Ora, só podemos compreender o acontecimento integrando-o numa síntese ordenada
e inteligente. O facto é singular mas
tem infinitos liames a liga-lo ao passado e ao futuro. Estará a história
subordinada ao princípio da causalidade?
O bom historiador é
aquele que, na vasta teia dos acontecimentos, vai destrinçar os fios da complexidade causal para indicar os que
desempenharam o papel de mais relevo num dado fenómeno.
A História deve ter
uma narração verídica dos factos; uma narração que obedeça a uma informação
verdadeira, certa, exacta, não fazer parte de qualquer pensamento mítico.

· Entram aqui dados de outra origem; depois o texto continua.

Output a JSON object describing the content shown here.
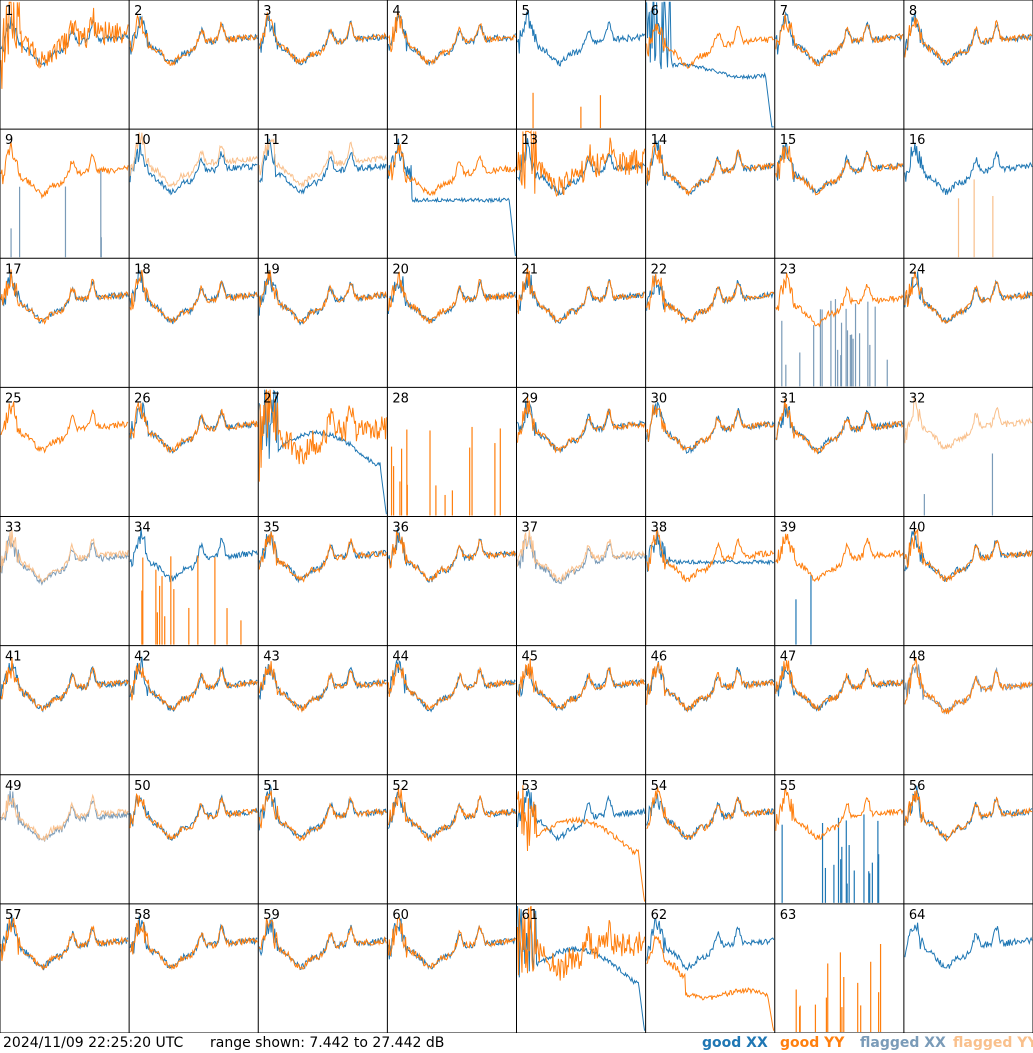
{
  "chart_data": {
    "type": "line",
    "panel_count": 64,
    "panel_labels": [
      "1",
      "2",
      "3",
      "4",
      "5",
      "6",
      "7",
      "8",
      "9",
      "10",
      "11",
      "12",
      "13",
      "14",
      "15",
      "16",
      "17",
      "18",
      "19",
      "20",
      "21",
      "22",
      "23",
      "24",
      "25",
      "26",
      "27",
      "28",
      "29",
      "30",
      "31",
      "32",
      "33",
      "34",
      "35",
      "36",
      "37",
      "38",
      "39",
      "40",
      "41",
      "42",
      "43",
      "44",
      "45",
      "46",
      "47",
      "48",
      "49",
      "50",
      "51",
      "52",
      "53",
      "54",
      "55",
      "56",
      "57",
      "58",
      "59",
      "60",
      "61",
      "62",
      "63",
      "64"
    ],
    "range_db": [
      7.442,
      27.442
    ],
    "series": [
      {
        "name": "good XX",
        "color": "#1f77b4"
      },
      {
        "name": "good YY",
        "color": "#ff7f0e"
      },
      {
        "name": "flagged XX",
        "color": "#7a9bb8"
      },
      {
        "name": "flagged YY",
        "color": "#f9c08c"
      }
    ],
    "panels": {
      "1": {
        "x": "good",
        "y": "good",
        "yShape": "hump",
        "yOff": -2,
        "yNoise": 4
      },
      "5": {
        "x": "good",
        "y": "spikes",
        "yOn": 0
      },
      "6": {
        "x": "decay",
        "y": "good",
        "yOff": 1
      },
      "9": {
        "x": "flagspikes",
        "y": "good",
        "yOff": 1
      },
      "10": {
        "x": "good",
        "y": "flagged",
        "yOff": -3
      },
      "11": {
        "x": "good",
        "y": "flagged",
        "yOff": -3
      },
      "12": {
        "x": "flat",
        "y": "good",
        "yOff": 1
      },
      "13": {
        "x": "good",
        "y": "good",
        "yOff": -2,
        "yNoise": 4
      },
      "16": {
        "x": "good",
        "y": "fspikes"
      },
      "23": {
        "x": "flagnoise",
        "y": "good",
        "yOff": 1
      },
      "25": {
        "x": "none",
        "y": "good"
      },
      "27": {
        "x": "hump",
        "y": "good",
        "yOff": 1,
        "yNoise": 4
      },
      "28": {
        "x": "none",
        "y": "spikes",
        "yOn": 1
      },
      "32": {
        "x": "flagspikes2",
        "y": "flagged",
        "yOff": -1
      },
      "33": {
        "x": "flagged",
        "y": "flagged"
      },
      "34": {
        "x": "good",
        "y": "spikes",
        "yOn": 1
      },
      "37": {
        "x": "flagged",
        "y": "flagged"
      },
      "38": {
        "x": "flat2",
        "y": "good"
      },
      "39": {
        "x": "spike1",
        "y": "good"
      },
      "48": {
        "x": "flagged",
        "y": "good",
        "yOff": 1
      },
      "49": {
        "x": "flagged",
        "y": "flagged"
      },
      "53": {
        "x": "good",
        "y": "hump",
        "yOff": 0
      },
      "55": {
        "x": "spikesdecay",
        "y": "good"
      },
      "61": {
        "x": "hump",
        "y": "good",
        "yOff": 1,
        "yNoise": 4
      },
      "62": {
        "x": "good",
        "y": "drop"
      },
      "63": {
        "x": "none",
        "y": "spikes",
        "yOn": 1
      },
      "64": {
        "x": "good",
        "y": "none"
      }
    }
  },
  "footer": {
    "timestamp": "2024/11/09 22:25:20 UTC",
    "range_text": "range shown: 7.442 to 27.442 dB",
    "legend": {
      "good_xx": "good XX",
      "good_yy": "good YY",
      "flagged_xx": "flagged XX",
      "flagged_yy": "flagged YY"
    }
  },
  "colors": {
    "good_xx": "#1f77b4",
    "good_yy": "#ff7f0e",
    "flagged_xx": "#7a9bb8",
    "flagged_yy": "#f9c08c",
    "grid_lines": "#000000"
  }
}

Muitos escritores, falam do que merecia calar-se e calam o de que era
necessário falar-se, o que se reverte numa ausência de espírito crítico nas
suas narrações.
Um facto histórico
não pode ser observado directamente. Ele pertence ao pretérito…Fica, contudo,
ao historiador a possibilidade de reconstruir mentalmente o acontecimento, de
fazer a história buscando os factos (factum,
feito). Para tal, ele tem de se socorrer dos documentos, isto é, dos traços
presentes deixados pela acção do homem. Mas estes traços nem sempre são
verdadeiros, nem sempre apresentam uma visão total do fenómeno a que parecem
ligados. Sem documentos não se pode
fazer história, mas só com eles a história não ganha autonomia de
verdadeira ciência. Os documentos necessitam de ser iluminados pela crítica. Esta vai discernir o verdadeiro
do falso, o provável do ilusório, o certo do duvidoso.
Autores há que em
virtude do seu subjectivismo, convicções políticas, morais, familiares, etc.,
se deixaram, inconscientemente levar pelo condicionalismo do seu nascimento,
relatando um aspecto dos acontecimentos, aquele que mais interessava aos seus
interesses particulares. A verdade histórica foi esquecida e os factos que nos
apontam como verdadeiros, são escudados por uma possível «tradição popular»,
sem nos apresentarem qualquer prova documental que confirmem tal facto.
Para terminar lembro
que a Cultura é fruto de um trabalho
de elaboração pessoal, ela não se herda espontaneamente, mas adquire-se por um
esforço livre e consciente. Como diz Langevin (Écrits Philosophique et Pédagogiques, Paris, 1947), a cultura geral é «o que torna o homem aberto a tudo o que não
é ele, a tudo o que ultrapassa o círculo estreito da sua especialidade.»
Por último lembro que
chama-se tradição a transmissão dos
testemunhos feita oralmente, e fixada ulteriormente por meio de monumentos ou
escritos. Toda na narração, escrita mais de século depois do acontecimento,
pode considerar-se tradicional.
É sem dúvida este modo
de transmissão o mais exposto a alterações e exageros; devemos pois conceder
que se deve sujeitar a crítica mais rigorosa. Quanto às regras para apreciar o
valor duma tradição, é preciso assegurarmo-nos:
a) – De que os factos que constituem o
seu objectivo são de importância excepcional;
porque geralmente a tradição só vale para os sucessos capazes de
impressionar vivamente o espírito dos
povos;
b) -
De que é ininterrupta; porque a tradição histórica só tem valor quando lhe
podemos seguir o rasto até às testemunhas oculares;
c) – De que é uniforme ao menos nas suas linhas gerais, e não variou nos
diferentes povos, de costumes e interesses diversos;
d) – De que não contradizem os monumentos mais estáveis da história;
e) – Se finalmente, num dado momento, esta tradição se recolheu
nalguma obra, resta fazer a crítica desta obra, e ver o grau de confiança que nos merece.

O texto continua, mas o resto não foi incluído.